One or more site names, using 3 letter abbreviation. Use all to process all sites. In batch mode, each named site will be run in a separate job.

pattern

File names, portable names, regex matching either, or search names selecting files to sample. See Image naming in README for details. The default is {*}, which will include all variables.

n

Number of total samples to return.

p

Proportion of total samples to return. Use p = 1 to sample all.

d

Mean distance in cells between samples. No minimum spacing is guaranteed.

classes

Class or vector of classes in transects to sample. Default is all classes.

balance

If TRUE, balance number of samples for each class. Points will be randomly selected to match the sparsest class.

balance_excl

Vector of classes to exclude when determining sample size when balancing. Include classes with low samples we don't care much about.

result

Name of result file. If not specified, file will be constructed from site, number of X vars, and strategy.

transects

Name of transects file; default is transects.

drop_corr

Drop one of any pair of variables with correlation more than drop_corr.

reuse

Reuse the named file (ending in _all.txt) from previous run, rather than resampling. Saves a whole lot of time if you're changing n, p, d, balance, balance_excl, or drop_corr.

resources

Slurm launch resources. See launch. These take priority over the function's defaults.

local

If TRUE, run locally; otherwise, spawn a batch run on Unity

trap

If TRUE, trap errors in local mode; if FALSE, use normal R error handling. Use this for debugging. If you get unrecovered errors, the job won't be added to the jobs database. Has no effect if local = FALSE.

comment

Optional slurmcollie comment

Details

There are three mutually exclusive sampling strategies (n, p, and d). You must choose exactly one. n samples the total number of points provided. p samples the proportion of total points (after balancing, if balance is selected. d samples points with a mean (but not guaranteed) minimum distance.

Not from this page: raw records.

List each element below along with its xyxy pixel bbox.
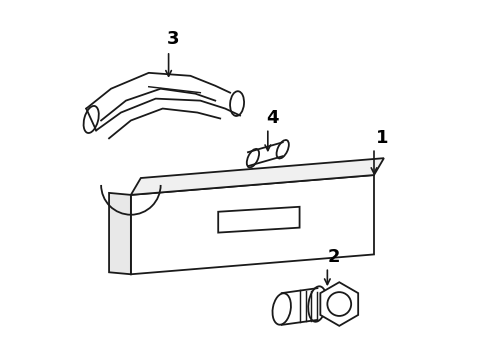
Text: 3: 3 <box>167 30 180 48</box>
Polygon shape <box>109 193 131 274</box>
Polygon shape <box>131 158 384 195</box>
Polygon shape <box>131 175 374 274</box>
Polygon shape <box>320 282 358 326</box>
Text: 2: 2 <box>328 248 341 266</box>
Ellipse shape <box>276 140 289 158</box>
Text: 1: 1 <box>376 129 388 147</box>
Ellipse shape <box>230 91 244 116</box>
Ellipse shape <box>327 292 351 316</box>
Ellipse shape <box>272 293 291 325</box>
Text: 4: 4 <box>267 109 279 127</box>
Ellipse shape <box>308 286 327 322</box>
Ellipse shape <box>84 106 99 133</box>
Ellipse shape <box>247 149 259 167</box>
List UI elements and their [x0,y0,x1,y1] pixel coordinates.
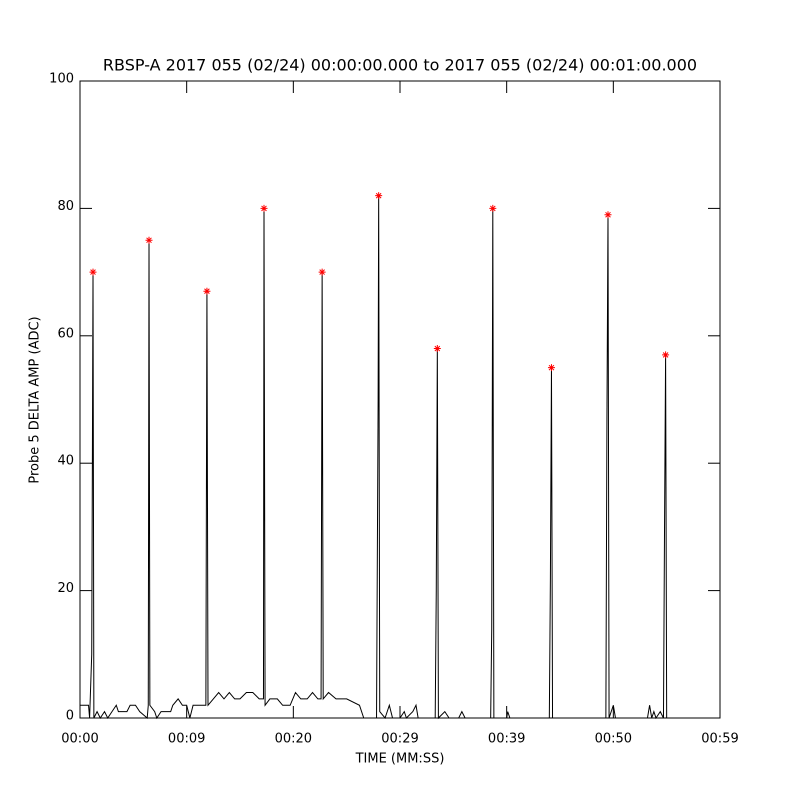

Portable names are used for variable names in the resulting data files. Dashes from modifications are changed to underscore to avoid causing trouble.

Results are saved in four files, plus a metadata file:

  1. _all.txt - A text version of the full dataset (selected by pattern but not subsetted by n, p, d, balance, or drop_corr). Readable by any software.

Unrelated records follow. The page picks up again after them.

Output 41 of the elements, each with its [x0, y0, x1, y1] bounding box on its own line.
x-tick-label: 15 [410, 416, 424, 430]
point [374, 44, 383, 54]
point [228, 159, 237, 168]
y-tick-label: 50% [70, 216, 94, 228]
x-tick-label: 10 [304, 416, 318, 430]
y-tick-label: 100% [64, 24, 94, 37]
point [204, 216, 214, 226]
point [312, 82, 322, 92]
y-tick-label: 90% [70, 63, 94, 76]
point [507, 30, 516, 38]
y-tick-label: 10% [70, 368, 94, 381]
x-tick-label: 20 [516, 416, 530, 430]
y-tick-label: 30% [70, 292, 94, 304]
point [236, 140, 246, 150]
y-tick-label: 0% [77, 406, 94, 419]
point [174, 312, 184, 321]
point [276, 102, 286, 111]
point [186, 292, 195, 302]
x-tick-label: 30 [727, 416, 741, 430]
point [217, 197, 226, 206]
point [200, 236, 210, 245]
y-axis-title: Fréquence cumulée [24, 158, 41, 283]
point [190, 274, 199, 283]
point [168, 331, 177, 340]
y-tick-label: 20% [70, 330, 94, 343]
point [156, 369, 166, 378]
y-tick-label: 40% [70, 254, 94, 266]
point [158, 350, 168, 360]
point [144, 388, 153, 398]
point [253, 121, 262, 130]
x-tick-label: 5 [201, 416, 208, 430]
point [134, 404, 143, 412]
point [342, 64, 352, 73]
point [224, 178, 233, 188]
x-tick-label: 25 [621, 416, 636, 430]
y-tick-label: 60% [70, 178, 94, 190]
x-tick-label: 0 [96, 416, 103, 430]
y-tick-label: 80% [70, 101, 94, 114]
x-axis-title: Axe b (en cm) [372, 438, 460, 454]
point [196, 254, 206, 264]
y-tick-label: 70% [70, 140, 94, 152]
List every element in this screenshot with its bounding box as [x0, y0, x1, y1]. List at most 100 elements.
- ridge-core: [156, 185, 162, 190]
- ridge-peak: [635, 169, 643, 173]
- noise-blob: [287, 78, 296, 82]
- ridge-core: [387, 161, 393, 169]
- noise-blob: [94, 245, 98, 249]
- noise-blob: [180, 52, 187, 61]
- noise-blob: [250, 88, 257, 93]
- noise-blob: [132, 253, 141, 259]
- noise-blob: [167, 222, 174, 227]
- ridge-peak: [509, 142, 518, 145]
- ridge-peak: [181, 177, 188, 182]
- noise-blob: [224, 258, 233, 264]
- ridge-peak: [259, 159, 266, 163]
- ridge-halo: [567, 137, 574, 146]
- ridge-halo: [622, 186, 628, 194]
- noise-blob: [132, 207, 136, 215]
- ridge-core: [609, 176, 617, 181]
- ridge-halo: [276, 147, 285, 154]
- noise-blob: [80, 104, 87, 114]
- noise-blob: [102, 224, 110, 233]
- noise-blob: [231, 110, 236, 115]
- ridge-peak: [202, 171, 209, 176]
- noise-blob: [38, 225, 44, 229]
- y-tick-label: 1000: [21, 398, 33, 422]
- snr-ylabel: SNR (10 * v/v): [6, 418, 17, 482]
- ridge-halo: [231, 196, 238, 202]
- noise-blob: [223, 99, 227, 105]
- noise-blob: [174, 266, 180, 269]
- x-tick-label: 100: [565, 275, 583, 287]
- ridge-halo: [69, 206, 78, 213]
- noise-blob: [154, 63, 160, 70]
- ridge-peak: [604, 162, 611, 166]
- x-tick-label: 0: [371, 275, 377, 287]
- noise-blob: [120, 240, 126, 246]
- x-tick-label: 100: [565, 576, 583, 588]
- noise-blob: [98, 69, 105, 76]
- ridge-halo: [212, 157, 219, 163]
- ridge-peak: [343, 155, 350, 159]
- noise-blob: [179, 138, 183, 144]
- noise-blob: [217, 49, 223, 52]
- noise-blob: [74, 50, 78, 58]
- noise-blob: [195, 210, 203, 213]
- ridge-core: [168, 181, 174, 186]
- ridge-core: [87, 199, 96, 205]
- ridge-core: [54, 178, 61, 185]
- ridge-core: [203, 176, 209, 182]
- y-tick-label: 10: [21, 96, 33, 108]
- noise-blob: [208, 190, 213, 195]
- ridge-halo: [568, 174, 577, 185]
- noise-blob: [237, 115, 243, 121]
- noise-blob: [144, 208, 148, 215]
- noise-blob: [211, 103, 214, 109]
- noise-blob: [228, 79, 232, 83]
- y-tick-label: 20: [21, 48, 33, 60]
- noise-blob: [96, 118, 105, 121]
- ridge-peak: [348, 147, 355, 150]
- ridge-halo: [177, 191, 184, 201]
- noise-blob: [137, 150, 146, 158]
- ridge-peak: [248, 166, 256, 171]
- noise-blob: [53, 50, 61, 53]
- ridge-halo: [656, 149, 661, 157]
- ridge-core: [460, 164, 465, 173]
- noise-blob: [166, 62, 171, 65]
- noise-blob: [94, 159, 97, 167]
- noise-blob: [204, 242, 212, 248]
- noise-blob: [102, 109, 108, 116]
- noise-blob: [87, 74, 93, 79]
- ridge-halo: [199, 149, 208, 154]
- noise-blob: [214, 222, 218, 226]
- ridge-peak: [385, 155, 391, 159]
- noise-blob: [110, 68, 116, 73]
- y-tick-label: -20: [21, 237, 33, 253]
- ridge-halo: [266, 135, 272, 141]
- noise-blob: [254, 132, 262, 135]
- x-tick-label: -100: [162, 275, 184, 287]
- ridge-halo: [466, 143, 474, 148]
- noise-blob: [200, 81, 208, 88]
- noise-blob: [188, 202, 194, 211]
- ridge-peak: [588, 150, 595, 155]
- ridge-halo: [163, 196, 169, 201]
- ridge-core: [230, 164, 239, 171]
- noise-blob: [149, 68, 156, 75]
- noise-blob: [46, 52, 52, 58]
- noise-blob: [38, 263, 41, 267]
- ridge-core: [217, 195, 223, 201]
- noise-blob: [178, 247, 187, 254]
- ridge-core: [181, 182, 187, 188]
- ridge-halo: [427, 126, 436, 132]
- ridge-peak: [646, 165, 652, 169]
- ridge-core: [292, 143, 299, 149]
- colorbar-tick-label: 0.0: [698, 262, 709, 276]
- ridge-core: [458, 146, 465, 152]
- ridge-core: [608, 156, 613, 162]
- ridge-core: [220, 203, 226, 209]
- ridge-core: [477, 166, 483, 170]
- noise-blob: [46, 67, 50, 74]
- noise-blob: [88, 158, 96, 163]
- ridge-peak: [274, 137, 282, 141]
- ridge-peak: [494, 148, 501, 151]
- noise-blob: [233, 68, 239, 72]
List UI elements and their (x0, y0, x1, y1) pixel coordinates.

  2. _all.RDS - An RDS version of the full dataset; far faster to read than a text file in R (1.1 s vs. 14.4 s in one example).

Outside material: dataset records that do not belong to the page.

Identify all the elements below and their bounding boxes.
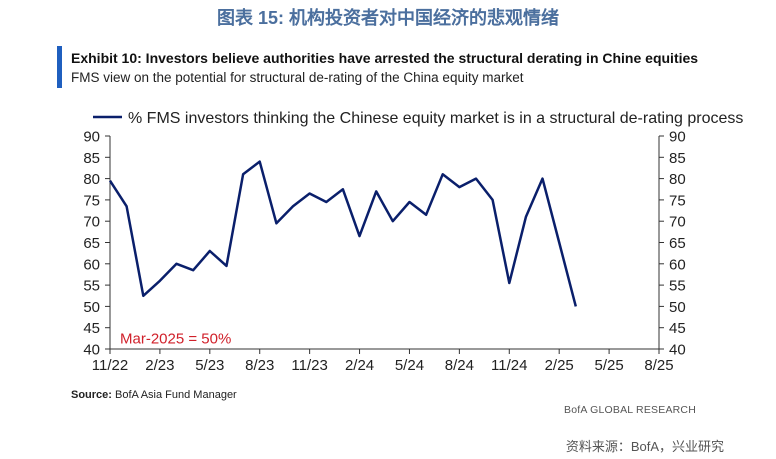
x-tick-label: 5/24 bbox=[395, 357, 424, 374]
figure-title: 图表 15: 机构投资者对中国经济的悲观情绪 bbox=[216, 8, 560, 28]
y-tick-label-left: 85 bbox=[83, 150, 100, 167]
y-tick-label-left: 60 bbox=[83, 256, 100, 273]
y-tick-label-right: 50 bbox=[669, 299, 686, 316]
x-tick-label: 8/24 bbox=[445, 357, 474, 374]
cn-source-note: 资料来源：BofA，兴业研究 bbox=[565, 439, 724, 454]
y-tick-label-left: 55 bbox=[83, 278, 100, 295]
series-line bbox=[108, 160, 578, 307]
y-tick-label-right: 90 bbox=[669, 129, 686, 146]
y-tick-label-left: 40 bbox=[83, 342, 100, 359]
x-tick-label: 5/23 bbox=[195, 357, 224, 374]
y-tick-label-left: 75 bbox=[83, 192, 100, 209]
source-label: Source: bbox=[71, 389, 112, 401]
series-layer bbox=[108, 160, 578, 307]
y-tick-label-right: 75 bbox=[669, 192, 686, 209]
exhibit-title: Exhibit 10: Investors believe authoritie… bbox=[71, 50, 699, 66]
y-tick-label-right: 65 bbox=[669, 235, 686, 252]
y-tick-label-left: 50 bbox=[83, 299, 100, 316]
y-tick-label-left: 80 bbox=[83, 171, 100, 188]
y-tick-label-left: 65 bbox=[83, 235, 100, 252]
exhibit-accent-bar bbox=[57, 46, 62, 88]
legend-label: % FMS investors thinking the Chinese equ… bbox=[128, 110, 743, 127]
y-tick-label-right: 85 bbox=[669, 150, 686, 167]
y-tick-label-right: 70 bbox=[669, 214, 686, 231]
y-tick-label-left: 90 bbox=[83, 129, 100, 146]
source-text: BofA Asia Fund Manager bbox=[115, 389, 237, 401]
y-tick-label-right: 55 bbox=[669, 278, 686, 295]
x-tick-label: 2/24 bbox=[345, 357, 374, 374]
x-tick-label: 2/25 bbox=[545, 357, 574, 374]
chart-annotation: Mar-2025 = 50% bbox=[120, 330, 231, 347]
y-tick-label-right: 60 bbox=[669, 256, 686, 273]
exhibit-subtitle: FMS view on the potential for structural… bbox=[71, 70, 524, 85]
y-tick-label-right: 40 bbox=[669, 342, 686, 359]
y-tick-label-right: 80 bbox=[669, 171, 686, 188]
line-chart: % FMS investors thinking the Chinese equ… bbox=[83, 110, 743, 375]
x-tick-label: 2/23 bbox=[145, 357, 174, 374]
y-tick-label-left: 45 bbox=[83, 320, 100, 337]
x-tick-label: 5/25 bbox=[594, 357, 623, 374]
chart-legend: % FMS investors thinking the Chinese equ… bbox=[93, 110, 743, 127]
x-tick-label: 8/25 bbox=[644, 357, 673, 374]
chart-axes: 40 40 45 45 50 50 55 55 60 60 65 65 70 70 75 75 80 80 85 85… bbox=[83, 129, 685, 375]
y-tick-label-left: 70 bbox=[83, 214, 100, 231]
x-tick-label: 8/23 bbox=[245, 357, 274, 374]
x-tick-label: 11/24 bbox=[491, 357, 527, 374]
x-tick-label: 11/22 bbox=[92, 357, 128, 374]
source-note: Source: BofA Asia Fund Manager bbox=[71, 389, 237, 401]
y-tick-label-right: 45 bbox=[669, 320, 686, 337]
brand-label: BofA GLOBAL RESEARCH bbox=[564, 404, 696, 416]
x-tick-label: 11/23 bbox=[291, 357, 327, 374]
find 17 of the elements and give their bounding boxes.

  3. .txt - A text version of the final selected and subsetted dataset, as a text file.

  4. .RDS - An RDS version of the final dataset.

  5. _vars.txt - Lists the portable names used for variables in the sample alongside the file names on disk. This disambiguates when there are duplicate portable names in a flights directory.

Memory requirements: I've measured up to 28.5 GB.